E cosa farà una volta concluso il suo periodo leventinese? «Tornerò a casa e aspetterò di vedere se riceverò un’offerta interessante in Nhl. Già l’anno scorso avevo delle opportunità, ma se torno sarà nel posto giusto, sappiamo che nel corso della stagione ci sono molti cambiamenti, ma d’altro canto ho passione nel fare ciò che faccio ora, fare consulenze e aiutare chi è nell’ambiente. Non è ancora stato deciso nulla riguardo a chi allenerà il Team Canada alla Coppa Spengler, avrei dovuto esserci l’anno scorso, ma purtroppo il Covid ha fermato tutto, adesso vedremo cosa farà la Federazione canadese, che mi ha già dato un sacco di occasioni per rappresentare la "foglia d’acero", ma ci sono tantissimi allenatori che ambiscono a un posto del genere».

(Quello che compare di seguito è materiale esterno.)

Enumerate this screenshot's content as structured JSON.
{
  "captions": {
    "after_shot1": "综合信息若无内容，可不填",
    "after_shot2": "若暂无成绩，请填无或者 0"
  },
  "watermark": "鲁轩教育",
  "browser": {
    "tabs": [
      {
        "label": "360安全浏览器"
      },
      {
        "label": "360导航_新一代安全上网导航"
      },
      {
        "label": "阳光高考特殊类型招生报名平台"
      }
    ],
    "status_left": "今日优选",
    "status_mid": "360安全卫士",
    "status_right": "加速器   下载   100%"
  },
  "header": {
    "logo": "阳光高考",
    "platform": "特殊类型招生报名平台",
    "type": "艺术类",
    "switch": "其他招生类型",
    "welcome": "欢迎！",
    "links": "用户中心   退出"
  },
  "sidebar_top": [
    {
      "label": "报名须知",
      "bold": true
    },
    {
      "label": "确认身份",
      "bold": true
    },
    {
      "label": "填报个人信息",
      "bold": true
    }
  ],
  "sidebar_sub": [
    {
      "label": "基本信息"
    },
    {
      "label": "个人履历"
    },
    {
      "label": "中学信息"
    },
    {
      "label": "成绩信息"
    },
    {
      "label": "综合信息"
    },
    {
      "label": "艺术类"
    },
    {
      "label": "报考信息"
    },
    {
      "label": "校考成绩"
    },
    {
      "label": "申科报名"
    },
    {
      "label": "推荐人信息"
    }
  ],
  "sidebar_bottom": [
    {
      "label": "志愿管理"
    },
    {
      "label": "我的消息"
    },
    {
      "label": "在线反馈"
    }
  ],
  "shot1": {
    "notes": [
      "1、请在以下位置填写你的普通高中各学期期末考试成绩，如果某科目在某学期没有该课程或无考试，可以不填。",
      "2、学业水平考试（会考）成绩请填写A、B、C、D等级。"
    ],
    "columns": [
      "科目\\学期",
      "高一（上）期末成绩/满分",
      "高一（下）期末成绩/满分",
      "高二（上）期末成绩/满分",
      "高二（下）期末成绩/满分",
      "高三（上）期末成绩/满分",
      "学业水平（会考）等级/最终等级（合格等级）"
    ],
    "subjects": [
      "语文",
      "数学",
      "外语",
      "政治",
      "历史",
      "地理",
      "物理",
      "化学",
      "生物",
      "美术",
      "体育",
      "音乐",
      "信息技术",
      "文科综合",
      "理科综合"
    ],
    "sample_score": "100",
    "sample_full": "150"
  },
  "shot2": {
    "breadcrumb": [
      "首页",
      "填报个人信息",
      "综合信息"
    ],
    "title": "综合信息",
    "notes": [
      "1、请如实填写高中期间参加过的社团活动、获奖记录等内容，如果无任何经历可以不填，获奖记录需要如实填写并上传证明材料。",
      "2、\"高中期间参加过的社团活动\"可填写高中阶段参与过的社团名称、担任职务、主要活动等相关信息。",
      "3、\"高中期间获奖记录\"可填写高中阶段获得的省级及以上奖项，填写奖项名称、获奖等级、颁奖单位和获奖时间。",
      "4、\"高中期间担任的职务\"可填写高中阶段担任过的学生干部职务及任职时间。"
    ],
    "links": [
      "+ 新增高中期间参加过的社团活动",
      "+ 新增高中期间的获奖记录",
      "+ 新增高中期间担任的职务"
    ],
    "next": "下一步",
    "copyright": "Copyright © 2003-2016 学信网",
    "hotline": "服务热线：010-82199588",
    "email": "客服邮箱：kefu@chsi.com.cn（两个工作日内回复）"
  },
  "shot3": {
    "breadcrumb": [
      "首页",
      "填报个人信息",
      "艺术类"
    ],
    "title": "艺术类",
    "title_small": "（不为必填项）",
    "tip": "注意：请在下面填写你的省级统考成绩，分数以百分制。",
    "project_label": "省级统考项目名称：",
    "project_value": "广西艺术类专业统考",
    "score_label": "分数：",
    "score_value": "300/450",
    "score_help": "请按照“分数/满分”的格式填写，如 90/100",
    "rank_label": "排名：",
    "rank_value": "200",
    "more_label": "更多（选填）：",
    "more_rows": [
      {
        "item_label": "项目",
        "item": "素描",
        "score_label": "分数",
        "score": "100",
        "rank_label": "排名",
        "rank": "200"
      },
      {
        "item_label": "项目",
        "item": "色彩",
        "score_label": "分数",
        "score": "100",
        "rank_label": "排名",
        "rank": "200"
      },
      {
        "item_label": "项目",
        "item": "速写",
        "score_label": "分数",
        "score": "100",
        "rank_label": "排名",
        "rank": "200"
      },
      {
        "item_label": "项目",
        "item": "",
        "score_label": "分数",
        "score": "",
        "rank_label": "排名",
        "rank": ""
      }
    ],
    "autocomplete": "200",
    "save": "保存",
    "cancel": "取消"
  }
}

Il palmarès di Julien comprende la Stanley Cup vinta a Boston nel 2011 e l’oro olimpico conquistato a Sochi tre anni dopo, da assistente allenatore. Qual è il trionfo più prestigioso? «Vincere la Stanley Cup è una gran cosa che non è un privilegio per tutti, per cui quando hai un’occasione per conquistarla devi fare di tutto per riuscirci. Crescendo in Canada la Stanley Cup è l’obiettivo massimo, ma alle Olimpiadi ho realizzato rapidamente dopo aver vinto l’oro, quanto fosse un risultato importante. Mi ricordo la grande dedizione al lavoro sporco anche da parte delle superstar, che ci ha permesso di dominare il gioco per buona parte delle partite».